ANB aired reports from its Erbil office from June to late October 2020 on its Facebook page, where it has about 96,000 followers. The office covered topics including Turkish airstrikes in border areas where the Assyrian community is based as well as news stories about the lives of Assyrians in Iraq.

Bnyameen told CPJ that Asayish agents summoned him for questioning three times between March and October 2020.

In March, before ANB had aired any broadcasts, agents asked him about “ANB’s editorial line and programming,” and seemed to want to understand the station’s planned content, he said.

On August 13, agents summoned him again and asked about the station’s alleged hostility toward the Assyrian Church of the East, which has been covered critically by ANB, as well as Bnyameen’s alleged personal hostility toward former Kurdish President Masoud Barzani and his personal reason for voting against the 2017 Kurdish independence referendum.

On October 26, Asayish Captain Sangar Ahmed summoned Bnyameen and ordered him to cease all of ANB’s activities until the broadcaster’s permit was approved by the Interior Ministry and the Asayish, he said. ANB’s Erbil office stopped uploading videos to Facebook following that meeting, Bnyameen said.

Bnyameen approached the Ministry of Culture repeatedly to inquire about the status of ANB’s permit following that meeting, he said, and on November 5, the Ministry of Culture sent another letter to the Interior Ministry requesting an update on the case.

In December 2020, an Interior Ministry representative told Bnyameen that the ministry had referred the matter to the Asayish on January 13, 2020, he said. Later that month, Ismat Argushi, general director of the Asayish in Erbil, summoned Bnyameen to a meeting, the journalist told CPJ.

“When I asked him why he had ordered that we stop working, he said that we disrespect the region by using the term ‘northern Iraq’ instead of Iraqi Kurdistan,” Bnyameen said. He told CPJ that Argushi “promised to solve the problem in two days” and gave ANB verbal permission to resume broadcasting, but also referred the case to the Kurdistan Regional Security Council, which coordinates the work of security and intelligence forces.

“We don’t understand why the case has been referred to the Security Council.
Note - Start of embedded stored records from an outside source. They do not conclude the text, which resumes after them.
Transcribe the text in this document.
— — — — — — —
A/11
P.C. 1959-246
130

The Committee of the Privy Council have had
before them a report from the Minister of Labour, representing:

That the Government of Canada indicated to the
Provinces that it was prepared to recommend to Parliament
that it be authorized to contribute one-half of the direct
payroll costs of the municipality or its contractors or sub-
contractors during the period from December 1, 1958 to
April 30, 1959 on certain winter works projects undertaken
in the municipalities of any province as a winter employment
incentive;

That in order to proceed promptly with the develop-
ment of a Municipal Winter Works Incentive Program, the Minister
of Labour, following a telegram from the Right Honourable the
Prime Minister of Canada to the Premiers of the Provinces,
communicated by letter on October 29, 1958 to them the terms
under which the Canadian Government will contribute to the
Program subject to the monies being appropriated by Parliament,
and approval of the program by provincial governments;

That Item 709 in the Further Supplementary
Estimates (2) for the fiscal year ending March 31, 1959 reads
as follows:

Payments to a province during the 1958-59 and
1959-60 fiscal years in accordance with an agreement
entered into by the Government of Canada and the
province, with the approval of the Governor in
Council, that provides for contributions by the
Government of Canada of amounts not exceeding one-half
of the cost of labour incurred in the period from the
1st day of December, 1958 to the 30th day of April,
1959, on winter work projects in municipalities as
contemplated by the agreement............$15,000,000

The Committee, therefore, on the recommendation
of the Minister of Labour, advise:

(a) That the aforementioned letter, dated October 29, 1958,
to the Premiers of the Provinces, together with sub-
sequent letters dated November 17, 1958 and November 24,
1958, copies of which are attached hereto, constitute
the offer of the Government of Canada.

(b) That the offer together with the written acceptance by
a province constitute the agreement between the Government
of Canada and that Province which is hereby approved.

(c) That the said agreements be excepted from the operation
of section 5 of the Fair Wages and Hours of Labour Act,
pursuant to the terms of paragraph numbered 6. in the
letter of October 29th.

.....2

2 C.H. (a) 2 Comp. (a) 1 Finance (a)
Since then, nothing has happened and we have decided to go public now,” Bnyameen told CPJ on April 21, 2021.

Previously, in November 2019, Asayish officers detained Bnyameen for 13 days after he returned from a two-week assignment in northern Syria, and allegedly beat him and questioned him about his reporting, as CPJ documented at the time.

The Kurdistan Region Security Council, the Ministry of Youth and Culture, the Interior Ministry, the office of Ismat Argoushi, and the regional government’s coordinator for international advocacy, Dindar Zebari, did not reply to CPJ’s requests for comment sent via email and messaging app.